Park Chung-hee had an in built distrust of reporters. When he had been deputy
commander of the 2nd army, lieutenant-colonel Chang Dong-woon, the
commander of the Taegu engineering battalion had beaten up a reporter, who had
threatened to write about him selling gasoline supplies to raise money. Reporters
protested this to lieutenant-colonel Bang Ja-myong commander of the local CID.
Bang reported the affair to Lee Joo-il, chief of staff who was concerned over the
matter. When Bang informed Park, he got a totally different reception as Park
appeared to delight in the fact. He said laughing,
"It's superb. Young officers have such guts. These days reporters are too
arrogant. Well done. Really well done."
Right after the revolution, Park visited Pusan and held a meeting with generals
in the area and ordered them to clear out bad reporters. Kim Jong-shin, a
reporter at the Pusan Ilbo at the time remembered Park's words.
'We must arrange for the massively increased poor media reporting that is
damaging the government's work to be curtailed. In Pusan there are many
reporters who pry money away from soldiers on the ordinance and supplies
bases. They are not reporters, you should punish them without mercy.'
Kim said that when Park was talking he looked at him and said that he was an
exception.
At the beginning of June, political reporters of the 'Dong-a Ilbo' Lee Man-seop
and Lee Jin-hee were arrested after reporting that president Yoon Bo-sun
wanted an early return to a civilian government. In early July, when there was a
test run of the Seoul suburban railway, presidential secretary Kim Joon-ha
advised Yoon to ask Park to release the two.
Yoon and Park were in the same compartment of the inaugural train and Yoon
asked him about the reporters. Park called Kim Jong-pil from the next
compartment.
"Kim, have you arrested some Dong-a Ilbo reporters?"
"Yes sir. Political reporters at the Chongwadae news conference..............."
"Release them immediately as the president has requested it."

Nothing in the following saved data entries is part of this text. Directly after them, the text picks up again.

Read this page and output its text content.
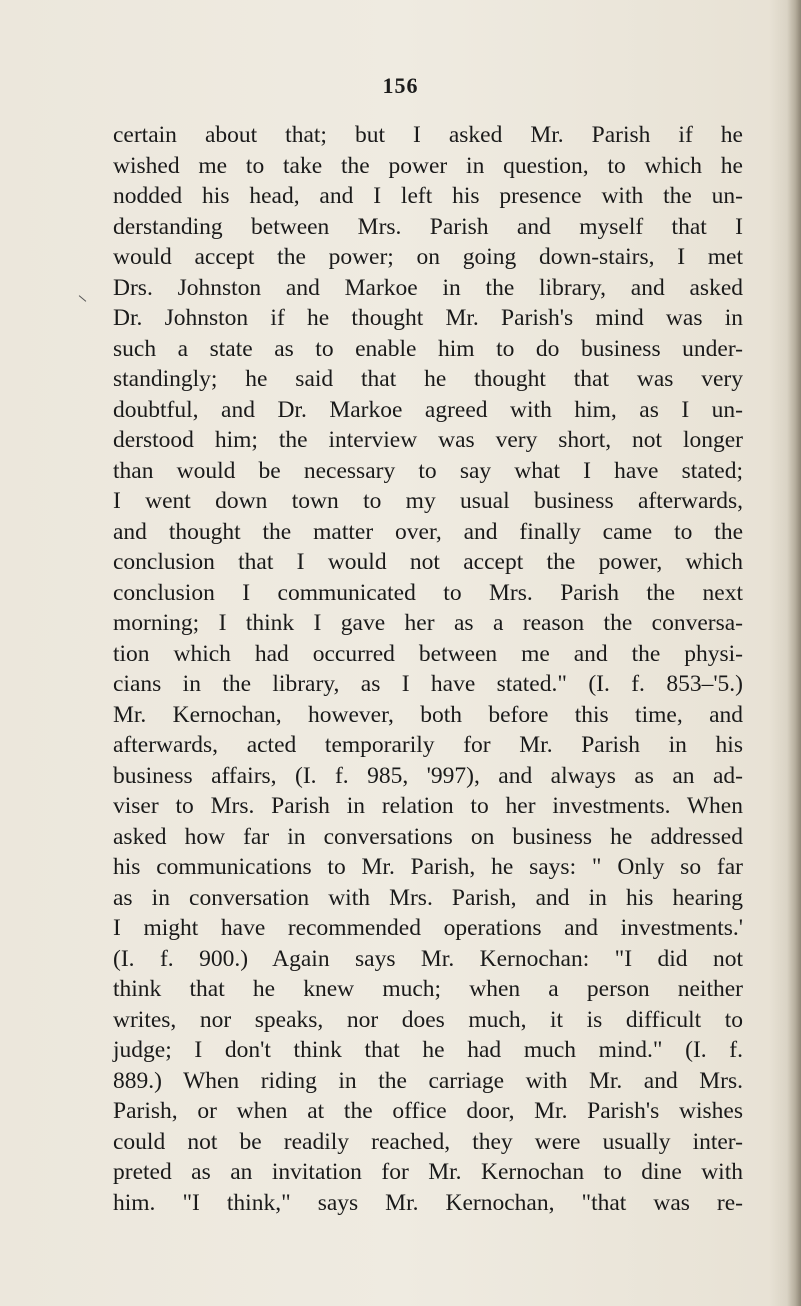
156
certain about that; but I asked Mr. Parish if he
wished me to take the power in question, to which he
nodded his head, and I left his presence with the un-
derstanding between Mrs. Parish and myself that I
would accept the power; on going down-stairs, I met
Drs. Johnston and Markoe in the library, and asked
Dr. Johnston if he thought Mr. Parish's mind was in
such a state as to enable him to do business under-
standingly; he said that he thought that was very
doubtful, and Dr. Markoe agreed with him, as I un-
derstood him; the interview was very short, not longer
than would be necessary to say what I have stated;
I went down town to my usual business afterwards,
and thought the matter over, and finally came to the
conclusion that I would not accept the power, which
conclusion I communicated to Mrs. Parish the next
morning; I think I gave her as a reason the conversa-
tion which had occurred between me and the physi-
cians in the library, as I have stated." (I. f. 853–'5.)
Mr. Kernochan, however, both before this time, and
afterwards, acted temporarily for Mr. Parish in his
business affairs, (I. f. 985, '997), and always as an ad-
viser to Mrs. Parish in relation to her investments. When
asked how far in conversations on business he addressed
his communications to Mr. Parish, he says: " Only so far
as in conversation with Mrs. Parish, and in his hearing
I might have recommended operations and investments.'
(I. f. 900.) Again says Mr. Kernochan: "I did not
think that he knew much; when a person neither
writes, nor speaks, nor does much, it is difficult to
judge; I don't think that he had much mind." (I. f.
889.) When riding in the carriage with Mr. and Mrs.
Parish, or when at the office door, Mr. Parish's wishes
could not be readily reached, they were usually inter-
preted as an invitation for Mr. Kernochan to dine with
him. "I think," says Mr. Kernochan, "that was re-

On the morning of July 15, Won Choong-yon, chief of information at the
Supreme Council visited the army prison in Sobingo-dong apologized and drove
the two reporters to their houses. Two years later Lee Man-seop joined Park's
Republican Party just before the presidential election and attacked Yoon Bo-sun
on his behalf.
On June 18, Cho Sae-hyon, political editor of the 'Minkook Ilbo' was arrested
because of an incident related to the sixth clause of the revolutionary pledge.
The clause said,
'When our task has been completed we will turn over government to a new and
clean civilian administration and return to our original mission.'
This clause was subtlely changed to,
'We will do our best with body and mind to build a strong base for a democratic
republic.'
When the 'Minkook Ilbo' reported the change, the Supreme Council ordered
Cho's arrest saying that the latter version was the civilian one. Cho was
detained at Chungbu police station and found eight other people there including
Kim Dae-jung, public relations head of the Democrat Party; Cho Yong-soo, head
of the 'Minjok Ilbo' and Professor Lee Keon-ho of Koryo University.
Later Cho was transferred to Sodaemun prison and shared a cell with Shin
Hyon-don, home affairs minister of the Chang Myon government and Chang
Jae-sol, agricultural minister under Syngman Rhee. Shin complained about Cho
and other media representative's reporting on the Chang Myong government.
Chang said that the media had excessively attacked the democratic government
as if it were like Rhee's dictatorship, and this had been raised at cabinet
discussions where Chang had said that he could not attack the freedom of the
press, even if it meant the end of his government. Shin said that he hadn't
realized that democracy in a politically naive country was so difficult and the
media should look at themselves and behave responsibly. Even though he was
areprsentative of the media, Cho could not challenge this. He wrote a
retrospective in the December 1985 'Monthly Chosun'.
'Every day there were heated political discussions in a cell with a liberal, a
democrat and a reporter. We all blamed each other, but finally came to the
conclusion that we had all made mistakes and therefore invited a coup d' etat,
resulting in us ending up in prison. We lamented the fact that if Rhee had
performed better and established the foundations of democracy, or if Chang's
government had been more consistent, or if the media had encouraged the hard
won democracy, this thing would not have happened. On July 20, thirty-one days
after I had been arrested, I was released. Colonel Won Choong-yon drove me
from the prison to the newspaper. I still remember the faces of the former
ministers, who saw off a reporter carrying a blanket, with sad expressions. They
were released after several more months, but the civilian government to which
they belonged had been blown away by the march of history.'
(The photograph is of Lee Man-seop, reporter for the 'Dong-a Ilbo'.)